Alex’s story showcases the power of benefits that are often overlooked, says Mira Jelic, co-founder of Novus Health, a Canadian health and wellness provider based in Toronto. They include EAPs, support finding the right health care, medical second opinions, case management for cancer, accessing senior services, retirement planning and financial education. “These are the benefits that shed such a favourable light on the employer, because they offer something unique,” says Jelic.
The core drug and dental coverage in group plans is essential yet expected, says Rebika Shaw, SVP, strategy, sales and operations at Boston-based WorldCare International, which provides a second-opinion service. She calls reimbursements the “bread and butter” of plans: “If everybody provides it, it ceases to be a differentiator.”
What employees tend to think of first as their base benefits helps to save them money. Yet the other types of benefits, which revolve more around advocacy and advice, can save huge amounts of time and stress – and can set employers apart, says Shaw.
It’s not just a matter of adding these features to a group plan (they’re often already embedded), but of promoting them.
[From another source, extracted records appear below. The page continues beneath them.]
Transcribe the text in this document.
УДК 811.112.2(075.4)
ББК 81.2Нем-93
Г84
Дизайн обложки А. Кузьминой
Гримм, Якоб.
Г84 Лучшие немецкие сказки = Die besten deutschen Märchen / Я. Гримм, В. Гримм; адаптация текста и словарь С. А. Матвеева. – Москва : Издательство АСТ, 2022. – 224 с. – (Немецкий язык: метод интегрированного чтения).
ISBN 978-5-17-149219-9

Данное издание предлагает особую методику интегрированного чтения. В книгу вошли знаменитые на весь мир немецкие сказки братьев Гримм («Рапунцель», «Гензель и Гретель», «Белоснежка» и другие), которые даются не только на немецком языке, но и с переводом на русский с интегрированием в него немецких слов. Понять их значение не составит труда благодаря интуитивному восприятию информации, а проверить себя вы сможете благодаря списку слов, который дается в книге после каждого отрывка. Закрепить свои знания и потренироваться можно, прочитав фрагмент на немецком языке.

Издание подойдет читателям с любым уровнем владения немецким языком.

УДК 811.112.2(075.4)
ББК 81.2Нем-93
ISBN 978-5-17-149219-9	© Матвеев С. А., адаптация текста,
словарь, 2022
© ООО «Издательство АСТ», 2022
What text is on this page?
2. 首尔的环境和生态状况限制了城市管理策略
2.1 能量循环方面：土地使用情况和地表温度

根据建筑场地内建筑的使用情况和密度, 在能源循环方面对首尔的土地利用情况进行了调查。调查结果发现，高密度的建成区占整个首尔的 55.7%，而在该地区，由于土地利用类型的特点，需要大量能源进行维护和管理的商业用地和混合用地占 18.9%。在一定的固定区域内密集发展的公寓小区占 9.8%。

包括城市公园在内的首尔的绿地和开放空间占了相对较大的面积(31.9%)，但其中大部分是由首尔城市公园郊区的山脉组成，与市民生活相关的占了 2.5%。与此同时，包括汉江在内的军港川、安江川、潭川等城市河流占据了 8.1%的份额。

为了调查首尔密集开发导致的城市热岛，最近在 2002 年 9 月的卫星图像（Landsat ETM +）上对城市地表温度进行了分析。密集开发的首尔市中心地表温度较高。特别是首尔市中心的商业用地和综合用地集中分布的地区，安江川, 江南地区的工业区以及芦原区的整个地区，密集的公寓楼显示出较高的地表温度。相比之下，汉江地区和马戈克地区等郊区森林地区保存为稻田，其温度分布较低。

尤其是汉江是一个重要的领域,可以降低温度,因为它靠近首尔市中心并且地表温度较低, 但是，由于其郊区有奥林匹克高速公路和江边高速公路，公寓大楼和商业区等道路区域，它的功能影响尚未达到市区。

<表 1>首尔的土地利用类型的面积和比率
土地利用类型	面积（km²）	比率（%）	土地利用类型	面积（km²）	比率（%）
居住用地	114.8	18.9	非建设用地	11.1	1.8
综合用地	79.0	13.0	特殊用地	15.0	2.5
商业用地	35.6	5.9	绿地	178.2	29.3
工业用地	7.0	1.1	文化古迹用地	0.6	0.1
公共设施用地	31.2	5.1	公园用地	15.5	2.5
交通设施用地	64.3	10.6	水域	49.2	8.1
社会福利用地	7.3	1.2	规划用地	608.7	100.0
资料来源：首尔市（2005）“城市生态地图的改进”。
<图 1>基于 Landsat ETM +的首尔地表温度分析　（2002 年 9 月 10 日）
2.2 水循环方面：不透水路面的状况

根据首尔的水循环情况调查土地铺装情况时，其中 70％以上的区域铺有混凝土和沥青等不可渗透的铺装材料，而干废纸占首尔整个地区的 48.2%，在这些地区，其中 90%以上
Employees may not know about many value-added benefits because they’re simply used less often.
“Until you need them, you’re unaware of them, then you can’t imagine living without them,” says Sean Slater, executive vice president, sales and marketing, at Homewood Health in Guelph, Ont., a leader in mental health and addiction services for employers and insurers.
Benefits that can help solve family problems have more than a cost value; they have a deeply personal value. Such benefits go a long way to keep people productive and engaged with their employers.
“How do employers use all the tools at their disposal to create emotional connections with their employees?” poses Slater. “It’s about more than pay. It’s how they wrap their arms around you and take care of you and your family.”